The initiative of Caid Essebsi
In a historic move that was largely ignored for days by Western media, Tunisian President Beji Caid Essebsi has created a bit of an unexpected socio-political drama. On August 13, Women’s Day in Tunisia, Caid Essebsi took a stand that is unprecedented in the Sunni Arab world and has an enormous potential for controversy. He argued in favour of equal inheritance for both genders and for Muslim women to be allowed to marry non-Muslims.
The conservative pushback was predictable. Al-Azhar, the Sunni world’s oldest seat of learning, expressed its opposition to Caid Essebsi’s ideas. There are sure to be others in the region who take issue as well.
This is because any political initiative that involves religion is bound to be controversial in the Arab-Muslim world. Caid Essebsi’s is no exception. However, the Tunisian leader’s dramatic words can better be understood within the political and social context of his country.
Tunisia has had a tradition of pro-women activism since the early 20th century. Tahar Haddad, a sheikh in the Zeitouna mosque, advocated for women’s education and their full participation in society at a time when many Western universities were opposed to admitting female students. Haddad’s ideas paved the way for Tunisia’s 1957 Personal Status Code, which banned polygamy and repudiation of a wife outside court-mandated divorce.

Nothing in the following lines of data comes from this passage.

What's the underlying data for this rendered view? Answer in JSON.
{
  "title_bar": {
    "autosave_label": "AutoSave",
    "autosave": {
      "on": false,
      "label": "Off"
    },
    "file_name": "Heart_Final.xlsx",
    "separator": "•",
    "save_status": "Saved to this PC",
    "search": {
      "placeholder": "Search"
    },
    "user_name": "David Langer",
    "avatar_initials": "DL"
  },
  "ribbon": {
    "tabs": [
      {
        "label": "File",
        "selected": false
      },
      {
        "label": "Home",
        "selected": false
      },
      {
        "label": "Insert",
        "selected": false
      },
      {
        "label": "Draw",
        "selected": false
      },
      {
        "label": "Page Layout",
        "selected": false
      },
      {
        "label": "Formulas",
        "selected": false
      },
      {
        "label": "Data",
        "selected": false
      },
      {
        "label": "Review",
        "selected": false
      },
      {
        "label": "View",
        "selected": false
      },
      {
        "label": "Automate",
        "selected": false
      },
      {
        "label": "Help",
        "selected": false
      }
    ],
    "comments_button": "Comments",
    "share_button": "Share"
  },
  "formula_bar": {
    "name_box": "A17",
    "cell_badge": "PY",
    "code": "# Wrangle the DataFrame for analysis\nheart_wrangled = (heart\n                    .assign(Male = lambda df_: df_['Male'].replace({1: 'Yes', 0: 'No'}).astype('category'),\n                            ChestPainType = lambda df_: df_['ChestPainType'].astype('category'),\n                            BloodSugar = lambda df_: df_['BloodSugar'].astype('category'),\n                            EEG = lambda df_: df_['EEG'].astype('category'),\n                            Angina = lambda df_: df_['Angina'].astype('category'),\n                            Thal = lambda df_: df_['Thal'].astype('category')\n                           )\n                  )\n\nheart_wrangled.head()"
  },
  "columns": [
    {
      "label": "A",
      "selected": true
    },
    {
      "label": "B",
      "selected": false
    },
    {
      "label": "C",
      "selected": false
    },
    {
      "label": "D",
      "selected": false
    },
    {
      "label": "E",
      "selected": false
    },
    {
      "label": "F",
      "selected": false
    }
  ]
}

It took courage and an immensely popular and visionary leader such as Tunisia’s first president, Habib Bourguiba, to get parliament to enact that legislation.
Caid Essebsi, who regards himself as Bourguiba’s disciple, probably wanted to build on his legacy. He has, in fact, delivered where Bourguiba couldn’t. Tunisia’s first president is believed to have found the issue of equal inheritance too difficult to push.
Caid Essebsi’s second proposal — for women to be able to legally marry non-Muslims — is likely to be, at least theoretically, less difficult to promote. The Quranic text on the issue is more open to interpretation; there is no law to abrogate, just an administrative decree dating to 1973. Even so, Caid Essebsi is taking on a rule that has long gone unchallenged despite its deleterious effects on Tunisian women, particularly expatriates in the West. Until now, they were unable to register weddings to non-Muslims in Tunisia.
So why these initiatives and why now? Some say it’s all about political calculus. That after three years of cohabiting with Islamists in government, Caid Essebsi may be trying to distance himself from Ennahda, the main Islamist party or even to push it into showing its true colours. Elections are due in 2019 and it is possible the Tunisian president is seeking to consolidate the sizeable female base that voted him into office in 2014.
It is also possible the 91-year-old president is seeking a place in the history books as a daring reformer.
Outside the boundaries of Tunisia, Caid Essebsi’s move could be seen as throwing a stone in an otherwise placid pond. For so long conservatism reigned supreme in the Arab- Muslim world. Stale tradition has put a damper on any momentum for religious reform and established a yawning divide between Muslims and the rest of the world.
The lack of movement ironically worked in favour of the ultraconservatives and theoreticians of religious extremism who have eventually managed to exert a strong influence on the marginalised fringes of their societies.
Religious institutions across the Arab world have been busy trying to co-opt Salafists only to end up all too often copying them. These bodies should be in the business of introducing serious doses of reform instead of systematically opposing all attempts at change.
Caid Essebsi’s suggested reforms were based on his perception of the needs of his society and its ability to absorb change. Other Arab Islamic leaders and enlightened thinkers should assess the needs of their own societies for today and tomorrow and keep their minds tuned to finding modern interpretations of the faith.
The only threat to Islam is stagnation and fear of progressive reform. That’s when extremists control the agenda.